Löschung Sicherungshypothek bei Rückschlagsperre gem. § 88 InsO

  • Wenn der Gläubiger - warum auch immer - Inhaber der ZSH bleibt, was kann das nach RSB-Erteilung noch bewirken? Ich versteh das (bisher) so, dass nach Erteilung der RSB keine Rechte aus der zugrunde liegenden Forderung (ist hier ein not. Schuldanerkenntnis) mehr hergeleitet werden können. Wenn das so sein sollte, besteht für die ZSH "kein Rechtschutzinteresse" mehr - es gibt keinen durchsetzbaren Anspruch mehr, der mit dem Rang der ZSH realisiert werden kann. Dann wohl kein GB-Berichtigungsanspruch - weil halt nichts falsch geworden ist, sondern ....

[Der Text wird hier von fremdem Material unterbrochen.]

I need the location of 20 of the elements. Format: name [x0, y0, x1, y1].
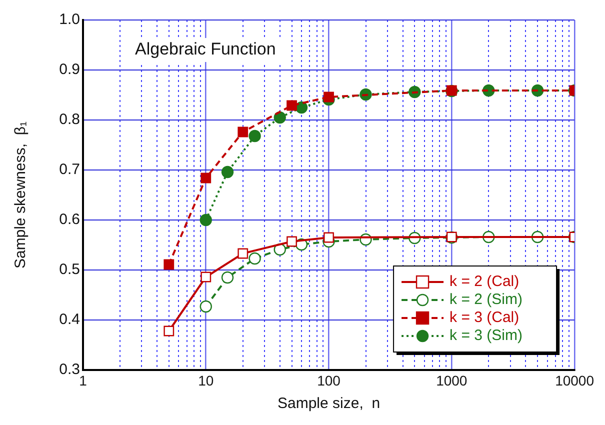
legend-label: k = 3 (Sim) [450, 327, 522, 344]
y-tick-label: 0.8 [59, 111, 80, 128]
y-tick-label: 0.6 [59, 211, 80, 228]
x-axis-title: Sample size, n [277, 395, 380, 412]
y-tick-label: 0.5 [59, 261, 80, 278]
y-tick-label: 0.9 [59, 61, 80, 78]
legend-label: k = 2 (Cal) [450, 273, 520, 290]
legend-label: k = 2 (Sim) [450, 291, 522, 308]
x-tick-label: 100 [317, 372, 341, 388]
y-axis-title: Sample skewness, β₁ [12, 121, 30, 269]
legend-label: k = 3 (Cal) [450, 309, 520, 326]
y-tick-label: 0.4 [59, 311, 80, 328]
annotation: Algebraic Function [135, 40, 276, 59]
x-tick-label: 10 [198, 372, 214, 388]
y-tick-label: 0.3 [59, 361, 80, 378]
x-tick-label: 10000 [555, 372, 594, 388]
y-tick-label: 0.7 [59, 161, 80, 178]
x-tick-label: 1 [79, 372, 88, 388]
y-tick-label: 1.0 [59, 11, 80, 28]
x-tick-label: 1000 [436, 372, 468, 388]
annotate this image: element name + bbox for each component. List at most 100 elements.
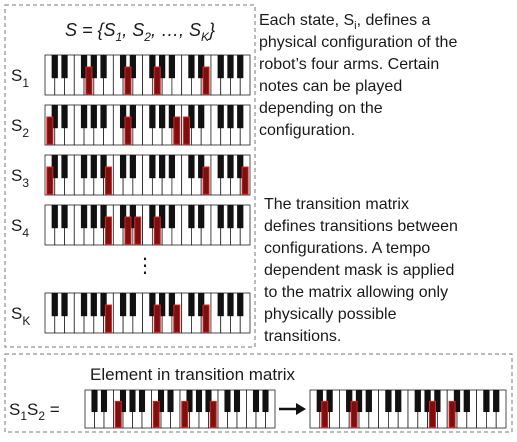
- description-line: The transition matrix: [264, 196, 409, 213]
- black-key: [61, 55, 67, 78]
- description-line: to the matrix allowing only: [264, 284, 448, 301]
- text: S: [11, 216, 22, 235]
- robot-arm: [203, 67, 209, 94]
- black-key: [91, 390, 97, 412]
- state-label: S4: [11, 216, 29, 240]
- black-key: [237, 55, 243, 78]
- text: S: [9, 400, 20, 419]
- robot-arm: [203, 167, 209, 194]
- robot-arm: [125, 117, 131, 144]
- text: , S: [122, 20, 144, 40]
- black-key: [91, 205, 97, 228]
- state-label: SK: [11, 304, 30, 328]
- black-key: [149, 155, 155, 178]
- set-definition: S = {S1, S2, …, SK}: [65, 20, 215, 44]
- robot-arm: [430, 401, 436, 427]
- text: S = {S: [65, 20, 116, 40]
- black-key: [224, 390, 230, 412]
- text: }: [207, 20, 215, 40]
- black-key: [188, 155, 194, 178]
- black-key: [196, 390, 202, 412]
- black-key: [81, 155, 87, 178]
- black-key: [198, 105, 204, 128]
- element-equation: S1S2 =: [9, 400, 60, 423]
- description-line: robot’s four arms. Certain: [259, 56, 439, 73]
- description-line: notes can be played: [259, 78, 402, 95]
- arrow-head: [296, 403, 306, 415]
- black-key: [237, 293, 243, 316]
- black-key: [237, 105, 243, 128]
- subscript: 3: [22, 176, 29, 190]
- black-key: [198, 205, 204, 228]
- robot-arm: [47, 167, 53, 194]
- subscript: 2: [22, 126, 29, 140]
- black-key: [120, 155, 126, 178]
- keyboard: [85, 390, 275, 428]
- robot-arm: [242, 167, 248, 194]
- text: S: [11, 66, 22, 85]
- keyboard: [45, 105, 250, 145]
- keyboard: [310, 390, 506, 428]
- black-key: [253, 390, 259, 412]
- black-key: [167, 390, 173, 412]
- black-key: [262, 390, 268, 412]
- state-label: S1: [11, 66, 29, 90]
- black-key: [159, 105, 165, 128]
- robot-arm: [182, 401, 188, 427]
- black-key: [234, 390, 240, 412]
- text: S: [11, 116, 22, 135]
- robot-arm: [174, 305, 180, 332]
- black-key: [169, 205, 175, 228]
- robot-arm: [184, 117, 190, 144]
- black-key: [483, 390, 489, 412]
- text: Each state, S: [259, 12, 354, 29]
- robot-arm: [125, 67, 131, 94]
- state-label: S2: [11, 116, 29, 140]
- text: S: [11, 304, 22, 323]
- black-key: [101, 390, 107, 412]
- black-key: [227, 105, 233, 128]
- robot-arm: [351, 401, 357, 427]
- robot-arm: [105, 217, 111, 244]
- robot-arm: [154, 67, 160, 94]
- black-key: [149, 105, 155, 128]
- subscript: 4: [22, 226, 29, 240]
- text: , …, S: [151, 20, 201, 40]
- subscript: 1: [22, 76, 29, 90]
- black-key: [139, 390, 145, 412]
- black-key: [61, 105, 67, 128]
- black-key: [218, 105, 224, 128]
- black-key: [129, 390, 135, 412]
- black-key: [130, 155, 136, 178]
- black-key: [52, 293, 58, 316]
- description-line: configurations. A tempo: [264, 240, 430, 257]
- black-key: [188, 293, 194, 316]
- black-key: [91, 155, 97, 178]
- ellipsis: ⋮: [135, 255, 155, 277]
- black-key: [493, 390, 499, 412]
- black-key: [395, 390, 401, 412]
- black-key: [130, 293, 136, 316]
- black-key: [61, 293, 67, 316]
- black-key: [52, 55, 58, 78]
- black-key: [366, 390, 372, 412]
- robot-arm: [322, 401, 328, 427]
- element-title: Element in transition matrix: [90, 365, 296, 384]
- keyboard: [45, 205, 250, 245]
- black-key: [91, 105, 97, 128]
- robot-arm: [449, 401, 455, 427]
- black-key: [227, 293, 233, 316]
- black-key: [218, 155, 224, 178]
- robot-arm: [86, 67, 92, 94]
- black-key: [159, 155, 165, 178]
- black-key: [385, 390, 391, 412]
- subscript: 1: [116, 30, 123, 44]
- keyboard: [45, 155, 250, 195]
- robot-arm: [135, 217, 141, 244]
- page: { "set_definition": {"parts": ["S = {S",…: [0, 0, 517, 437]
- description-line: defines transitions between: [264, 218, 458, 235]
- black-key: [61, 205, 67, 228]
- black-key: [100, 55, 106, 78]
- black-key: [61, 155, 67, 178]
- description-line: configuration.: [259, 122, 355, 139]
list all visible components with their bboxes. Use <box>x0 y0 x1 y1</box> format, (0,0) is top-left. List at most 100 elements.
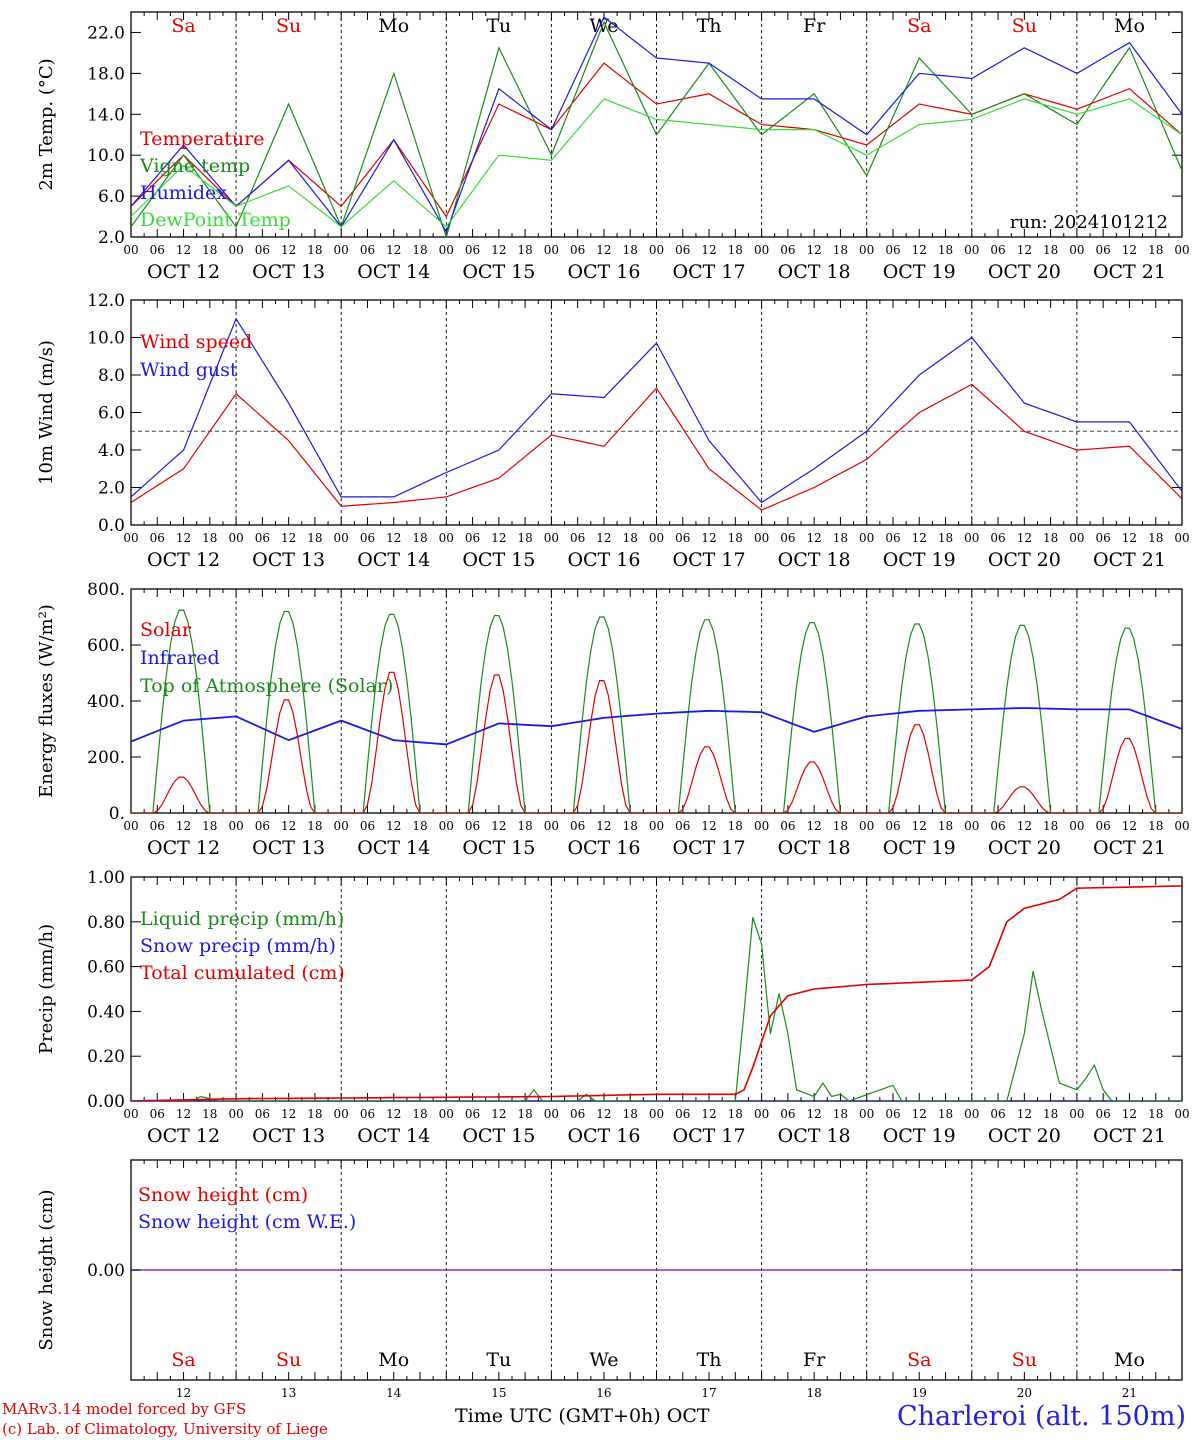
day-name-label: Sa <box>171 15 195 37</box>
legend-entry: Liquid precip (mm/h) <box>140 908 344 930</box>
hour-tick-label: 12 <box>176 531 191 545</box>
legend-entry: Humidex <box>140 182 227 204</box>
hour-tick-label: 06 <box>780 819 795 833</box>
y-tick-label: 12.0 <box>87 291 125 311</box>
hour-tick-label: 12 <box>807 819 822 833</box>
date-label: OCT 14 <box>357 1125 430 1147</box>
day-number-label: 18 <box>807 1386 822 1400</box>
day-name-label: Fr <box>803 1349 826 1371</box>
hour-tick-label: 12 <box>1017 819 1032 833</box>
hour-tick-label: 06 <box>780 1107 795 1121</box>
legend-entry: Vigne temp <box>139 155 250 177</box>
hour-tick-label: 00 <box>228 243 243 257</box>
hour-tick-label: 06 <box>885 243 900 257</box>
hour-tick-label: 00 <box>439 1107 454 1121</box>
hour-tick-label: 00 <box>754 1107 769 1121</box>
hour-tick-label: 06 <box>465 819 480 833</box>
hour-tick-label: 18 <box>202 1107 217 1121</box>
date-label: OCT 13 <box>252 837 325 859</box>
hour-tick-label: 06 <box>570 531 585 545</box>
hour-tick-label: 00 <box>859 531 874 545</box>
date-label: OCT 16 <box>567 837 640 859</box>
panel-frame-2 <box>130 299 1183 526</box>
date-label: OCT 13 <box>252 549 325 571</box>
hour-tick-label: 06 <box>885 819 900 833</box>
hour-tick-label: 12 <box>386 1107 401 1121</box>
hour-tick-label: 06 <box>360 819 375 833</box>
day-name-label: Sa <box>171 1349 195 1371</box>
legend-entry: Wind gust <box>140 359 238 381</box>
hour-tick-label: 18 <box>623 819 638 833</box>
day-number-label: 12 <box>176 1386 191 1400</box>
date-label: OCT 19 <box>883 549 956 571</box>
hour-tick-label: 18 <box>938 819 953 833</box>
hour-tick-label: 06 <box>150 243 165 257</box>
date-label: OCT 15 <box>462 837 535 859</box>
hour-tick-label: 00 <box>228 1107 243 1121</box>
hour-tick-label: 18 <box>833 243 848 257</box>
hour-tick-label: 06 <box>1096 243 1111 257</box>
legend-entry: DewPoint Temp <box>140 209 291 231</box>
hour-tick-label: 12 <box>701 819 716 833</box>
date-label: OCT 13 <box>252 1125 325 1147</box>
hour-tick-label: 18 <box>1148 1107 1163 1121</box>
date-label: OCT 16 <box>567 549 640 571</box>
hour-tick-label: 18 <box>833 819 848 833</box>
date-label: OCT 12 <box>147 1125 220 1147</box>
date-label: OCT 12 <box>147 549 220 571</box>
toa-solar-series <box>131 609 1182 813</box>
hour-tick-label: 06 <box>255 243 270 257</box>
day-number-label: 16 <box>596 1386 611 1400</box>
hour-tick-label: 00 <box>964 531 979 545</box>
legend-entry: Infrared <box>140 647 220 669</box>
hour-tick-label: 18 <box>517 1107 532 1121</box>
legend-entry: Top of Atmosphere (Solar) <box>140 675 393 697</box>
y-tick-label: 0. <box>109 804 125 824</box>
infrared-series <box>131 707 1182 746</box>
hour-tick-label: 18 <box>202 243 217 257</box>
hour-tick-label: 00 <box>964 243 979 257</box>
date-label: OCT 21 <box>1093 1125 1166 1147</box>
hour-tick-label: 12 <box>1017 243 1032 257</box>
footer-model: MARv3.14 model forced by GFS <box>2 1400 247 1418</box>
hour-tick-label: 00 <box>228 819 243 833</box>
hour-tick-label: 18 <box>623 1107 638 1121</box>
hour-tick-label: 06 <box>675 531 690 545</box>
date-label: OCT 15 <box>462 1125 535 1147</box>
hour-tick-label: 00 <box>754 531 769 545</box>
hour-tick-label: 12 <box>176 819 191 833</box>
hour-tick-label: 18 <box>1148 531 1163 545</box>
hour-tick-label: 06 <box>465 531 480 545</box>
hour-tick-label: 00 <box>544 531 559 545</box>
hour-tick-label: 06 <box>360 531 375 545</box>
y-tick-label: 0.0 <box>98 516 125 536</box>
date-label: OCT 19 <box>883 837 956 859</box>
hour-tick-label: 18 <box>938 243 953 257</box>
hour-tick-label: 06 <box>255 531 270 545</box>
hour-tick-label: 06 <box>1096 819 1111 833</box>
solar-series <box>131 671 1182 813</box>
hour-tick-label: 06 <box>675 819 690 833</box>
day-number-label: 17 <box>701 1386 716 1400</box>
hour-tick-label: 12 <box>281 819 296 833</box>
hour-tick-label: 12 <box>701 1107 716 1121</box>
hour-tick-label: 00 <box>1174 819 1189 833</box>
day-name-label: Sa <box>907 1349 931 1371</box>
hour-tick-label: 06 <box>990 243 1005 257</box>
hour-tick-label: 12 <box>386 243 401 257</box>
hour-tick-label: 00 <box>334 243 349 257</box>
hour-tick-label: 18 <box>728 819 743 833</box>
day-name-label: We <box>589 1349 618 1371</box>
y-tick-label: 6.0 <box>98 187 125 207</box>
hour-tick-label: 18 <box>728 243 743 257</box>
hour-tick-label: 18 <box>202 531 217 545</box>
y-axis-label: Snow height (cm) <box>36 1189 57 1350</box>
y-tick-label: 0.00 <box>87 1092 125 1112</box>
hour-tick-label: 06 <box>465 243 480 257</box>
date-label: OCT 19 <box>883 1125 956 1147</box>
hour-tick-label: 12 <box>176 1107 191 1121</box>
hour-tick-label: 12 <box>491 243 506 257</box>
y-tick-label: 14.0 <box>87 105 125 125</box>
hour-tick-label: 00 <box>754 243 769 257</box>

  • Die Forderung des Gläubigers ist eigentlich nicht mehr durchsetzbar. Eine Ausnahme stellt aber § 301 Abs. 2 Satz 1 InsO dar. Danach darf aus bestehenden Sicherungsrechten wie Grundschulden, Hypotheken (auch Zwangshypotheken) noch in den verpfändeten Gegenstand, also das Grundstück vollstreckt werden. Genauso dürfte ein Bürge noch in Anspruch genommen werden. Es besteht nur eine Einrede gegen die Geltendmachung der Forderung, nicht aber gegen die Geltendmachung des Pfandrechts.

    Vergleichbar ist das wohl mit einem Fall in dem ein Schuldner eine Einrede gegen die Forderung gegenüber dem Gläubiger hat, der Grundstückseigentümer aber keine Einrede gegen das Pfandrecht erheben kann (z. B. gutgläubiger einredefreier Erwerb). Dann kann der Gläubiger auch die Zwangsversteigerung betreiben, aber keine neue Zwangsvollstreckung gegen den Schuldner betreiben. Dass Schuldner und Eigentümer zusammenfallen ändert nichts.

    Einen Ausgleichsanspruch nach § 1143 Abs. 1 oder § 774 Abs. 1 BGB schließt § 301 Abs. 2 Satz 2 InsO aus.

    „Gebildet ist, wer weiß, wo er findet, was er nicht weiß.“ (Georg Simmel)

  • Nach #34 wurde das mit der Zwangshypothek belastete Erbbaurecht inzwischen vom Insolvenzverwalter freigegeben, sodass die infolge Rückschlagsperre suspendierte Zwangshypothek hierdurch wieder aufgelebt ist.

    Wenn das Erbbaurecht nicht mehr zur Insolvenzmasse gehört, spielt dann die Frage nach einer etwaigen Absonderung überhaupt noch eine Rolle?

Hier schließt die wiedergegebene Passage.